Burjuvazi hukukunu arıyor

AKP çevrelerinin üzerine basa basa “Cumhurbaşkanlığı Hükümet Sistemi” dediği yeni Türkiye düzenine kısaca ve yeniden göz atmakta yarar var.

Dikkatlice durum tespiti yapmalıyız. Çünkü düşünebileceğimizin çok ötesinde olumsuz sonuçları olacak.

Devleti, yürütme organı sıfatıyla tek başına yönetme yetkisi tanınan, aynı zamanda yasama organına ortak edilen, kullandığı yetkilerin siyasal sorumluluğunu taşımayan, TBMM’nin bile hesap soramadığı, yetkilerini hiçbir engel ve sınıra takılmaksızın kullanabilme olanağına kavuşturulmuş bir cumhurbaşkanı kurgulandı.

Devletin kurum, kuruluş ve varlıklarının yarını belirsiz. Her an, bir CB Kararnamesiyle, kapatılabilirler; bir başka kuruma devredilebilirler, satılabilirler, görev-yetki ve sorumlulukları değiştirilip ticarileştirilebilirler.

Ülke, nereye doğru, hangi şiddette ve ne zaman kayacağı bilinmeyen bir zemin üzerinde yeniden kuruluyor. Dalgalı denizde küçük bir teknede gibiyiz.

İdare hukuku, idari yargı gibi kavramları da unutmak zorundayız.

Sit alanları, Milli Parklar, ormanlar, kıyılar, ülkenin bütün değerleri, rant avcıları/altın arayıcıları karşısında şimdi daha da korumasız.

Sorunlu bir idari işlemi, CB Kararnamesiyle yargının elinden kurtarıp, iptal edilmesini önlemek en çok yarım saat alır.
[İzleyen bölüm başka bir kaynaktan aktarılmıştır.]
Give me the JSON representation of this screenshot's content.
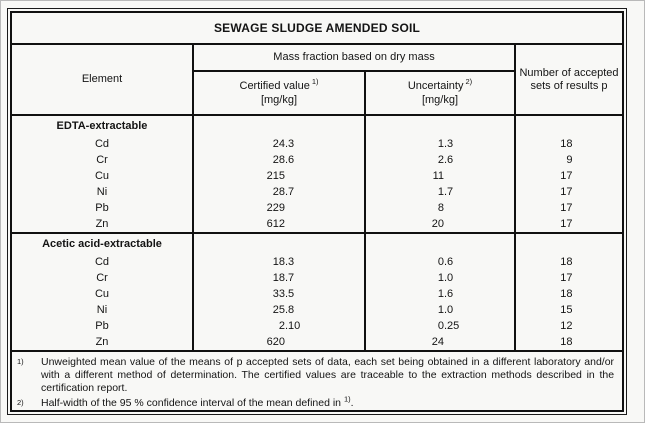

Yargıya başvururken dayandığınız kural değişmişse yargıç ne yapsın?

TBMM’nin yürütmeyi denetleme hakkı “asli görevi yasa çıkarmaktır” gerekçesiyle elinden alındı. Yürütme organı olan Bakanlar Kurulu kaldırıldığı için seçmek ve hesap sorabilmek yetkisinden de yoksun bırakıldı. Tek başına yürütme organı unvanı verilen Cumhurbaşkanı, “Onu da halk seçiyor” gerekçesine sığınılarak Meclis denetiminden bağışık tutuldu.
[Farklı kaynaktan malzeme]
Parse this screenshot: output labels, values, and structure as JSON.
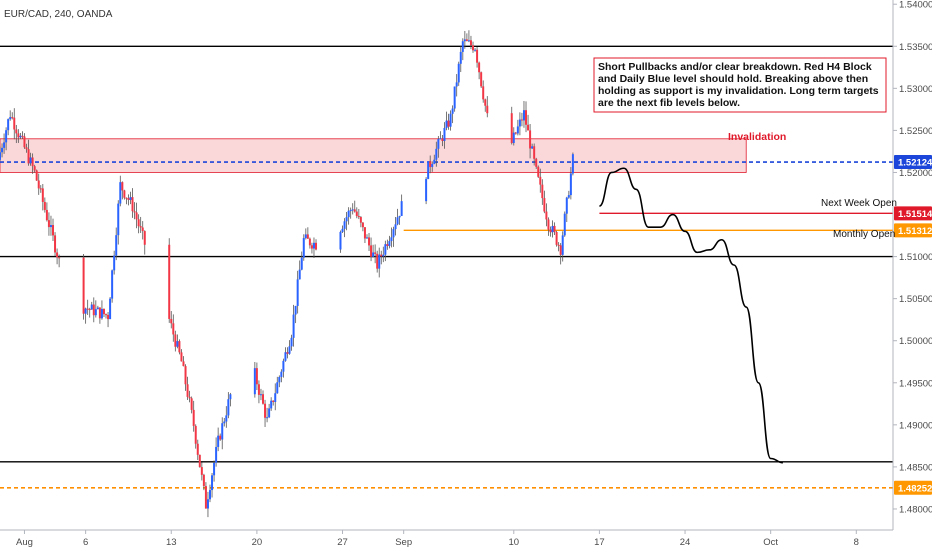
{
  "chart_data": {
    "type": "candlestick",
    "symbol_label": "EUR/CAD, 240, OANDA",
    "ylim": [
      1.4775,
      1.5405
    ],
    "y_ticks": [
      "1.54000",
      "1.53500",
      "1.53000",
      "1.52500",
      "1.52000",
      "1.51514",
      "1.51000",
      "1.50500",
      "1.50000",
      "1.49500",
      "1.49000",
      "1.48500",
      "1.48252",
      "1.48000"
    ],
    "x_ticks": [
      {
        "label": "Aug",
        "date": "2018-08-01"
      },
      {
        "label": "6",
        "date": "2018-08-06"
      },
      {
        "label": "13",
        "date": "2018-08-13"
      },
      {
        "label": "20",
        "date": "2018-08-20"
      },
      {
        "label": "27",
        "date": "2018-08-27"
      },
      {
        "label": "Sep",
        "date": "2018-09-01"
      },
      {
        "label": "10",
        "date": "2018-09-10"
      },
      {
        "label": "17",
        "date": "2018-09-17"
      },
      {
        "label": "24",
        "date": "2018-09-24"
      },
      {
        "label": "Oct",
        "date": "2018-10-01"
      },
      {
        "label": "8",
        "date": "2018-10-08"
      }
    ],
    "x_range": [
      "2018-07-30",
      "2018-10-11"
    ],
    "colors": {
      "up": "#2962ff",
      "down": "#f23645",
      "zone_fill": "#f5a9ae",
      "zone_border": "#e0192a",
      "projection": "#000000"
    },
    "price_path": [
      {
        "date": "2018-07-30",
        "price": 1.5215
      },
      {
        "date": "2018-07-31",
        "price": 1.527
      },
      {
        "date": "2018-08-02",
        "price": 1.52
      },
      {
        "date": "2018-08-04",
        "price": 1.5095
      },
      {
        "date": "2018-08-06",
        "price": 1.504
      },
      {
        "date": "2018-08-08",
        "price": 1.503
      },
      {
        "date": "2018-08-09",
        "price": 1.5185
      },
      {
        "date": "2018-08-10",
        "price": 1.516
      },
      {
        "date": "2018-08-13",
        "price": 1.5025
      },
      {
        "date": "2018-08-14",
        "price": 1.4975
      },
      {
        "date": "2018-08-15",
        "price": 1.49
      },
      {
        "date": "2018-08-16",
        "price": 1.4805
      },
      {
        "date": "2018-08-17",
        "price": 1.488
      },
      {
        "date": "2018-08-18",
        "price": 1.4935
      },
      {
        "date": "2018-08-20",
        "price": 1.496
      },
      {
        "date": "2018-08-21",
        "price": 1.4905
      },
      {
        "date": "2018-08-23",
        "price": 1.501
      },
      {
        "date": "2018-08-24",
        "price": 1.512
      },
      {
        "date": "2018-08-26",
        "price": 1.511
      },
      {
        "date": "2018-08-28",
        "price": 1.516
      },
      {
        "date": "2018-08-30",
        "price": 1.509
      },
      {
        "date": "2018-09-01",
        "price": 1.516
      },
      {
        "date": "2018-09-03",
        "price": 1.52
      },
      {
        "date": "2018-09-05",
        "price": 1.5265
      },
      {
        "date": "2018-09-06",
        "price": 1.5355
      },
      {
        "date": "2018-09-07",
        "price": 1.535
      },
      {
        "date": "2018-09-08",
        "price": 1.5265
      },
      {
        "date": "2018-09-10",
        "price": 1.5235
      },
      {
        "date": "2018-09-11",
        "price": 1.527
      },
      {
        "date": "2018-09-12",
        "price": 1.52
      },
      {
        "date": "2018-09-13",
        "price": 1.514
      },
      {
        "date": "2018-09-14",
        "price": 1.511
      },
      {
        "date": "2018-09-15",
        "price": 1.5215
      },
      {
        "date": "2018-09-16",
        "price": 1.516
      }
    ],
    "levels": [
      {
        "name": "resistance-line",
        "price": 1.535,
        "color": "#000000",
        "style": "solid",
        "from": "2018-07-30",
        "to": "right-edge"
      },
      {
        "name": "support-line",
        "price": 1.51,
        "color": "#000000",
        "style": "solid",
        "from": "2018-07-30",
        "to": "right-edge"
      },
      {
        "name": "lower-support-line",
        "price": 1.4856,
        "color": "#000000",
        "style": "solid",
        "from": "2018-07-30",
        "to": "right-edge"
      },
      {
        "name": "daily-blue-level",
        "price": 1.52124,
        "color": "#1c45d9",
        "style": "dashed",
        "from": "2018-07-30",
        "to": "right-edge"
      },
      {
        "name": "fib-level",
        "price": 1.48252,
        "color": "#ff8f00",
        "style": "dashed",
        "from": "2018-07-30",
        "to": "right-edge"
      },
      {
        "name": "next-week-open-line",
        "price": 1.51514,
        "color": "#e0192a",
        "style": "solid",
        "from": "2018-09-17",
        "to": "right-edge"
      },
      {
        "name": "monthly-open-line",
        "price": 1.51312,
        "color": "#ff9800",
        "style": "solid",
        "from": "2018-09-01",
        "to": "right-edge"
      }
    ],
    "zone": {
      "name": "red-h4-block",
      "from": "2018-07-30",
      "to": "2018-09-29",
      "top": 1.524,
      "bottom": 1.52
    },
    "projection_path": [
      {
        "date": "2018-09-17",
        "price": 1.516
      },
      {
        "date": "2018-09-18",
        "price": 1.52
      },
      {
        "date": "2018-09-19",
        "price": 1.5205
      },
      {
        "date": "2018-09-20",
        "price": 1.518
      },
      {
        "date": "2018-09-21",
        "price": 1.5135
      },
      {
        "date": "2018-09-22",
        "price": 1.5135
      },
      {
        "date": "2018-09-23",
        "price": 1.515
      },
      {
        "date": "2018-09-24",
        "price": 1.513
      },
      {
        "date": "2018-09-25",
        "price": 1.5105
      },
      {
        "date": "2018-09-26",
        "price": 1.5108
      },
      {
        "date": "2018-09-27",
        "price": 1.512
      },
      {
        "date": "2018-09-28",
        "price": 1.509
      },
      {
        "date": "2018-09-29",
        "price": 1.504
      },
      {
        "date": "2018-09-30",
        "price": 1.495
      },
      {
        "date": "2018-10-01",
        "price": 1.486
      },
      {
        "date": "2018-10-02",
        "price": 1.4855
      }
    ],
    "annotations": {
      "note_lines": [
        "Short Pullbacks and/or clear breakdown. Red H4 Block",
        "and Daily Blue level should hold. Breaking above then",
        "holding as support is my invalidation. Long term targets",
        "are the next fib levels below."
      ],
      "invalidation": "Invalidation",
      "next_week_open": "Next Week Open",
      "monthly_open": "Monthly Open"
    },
    "badges": [
      {
        "text": "1.52124",
        "price": 1.52124,
        "color": "#1c45d9"
      },
      {
        "text": "1.51514",
        "price": 1.51514,
        "color": "#e0192a"
      },
      {
        "text": "1.51312",
        "price": 1.51312,
        "color": "#ff9800"
      },
      {
        "text": "1.48252",
        "price": 1.48252,
        "color": "#ff9800"
      }
    ]
  }
}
Böyle olunca da denetim araçlarından biri olan yazılı soru önergelerinin işleme konulmasından vazgeçildi. Bir milletvekilinin Cumhurbaşkanının yanıtlaması isteğiyle verdiği soru önergesi de “Cumhurbaşkanına soru soramazsın” gerekçesiyle kabul edilmedi.

Meclis Başkanlığının bu uygulaması, basında eleştirel bir yaklaşımla haberleştirildi. Oysa yapılan işlemler, Anayasanın Nisan 2017’de değiştirilen kurallarına uygun. Toplum bu gerçeği yeni öğrenmişse eğer, kabahatin çoğunu “tek adam rejimine karşı etkili mücadele etmeye kararlı” olduğunu söyleyen düzen muhalefetinde aramalıyız.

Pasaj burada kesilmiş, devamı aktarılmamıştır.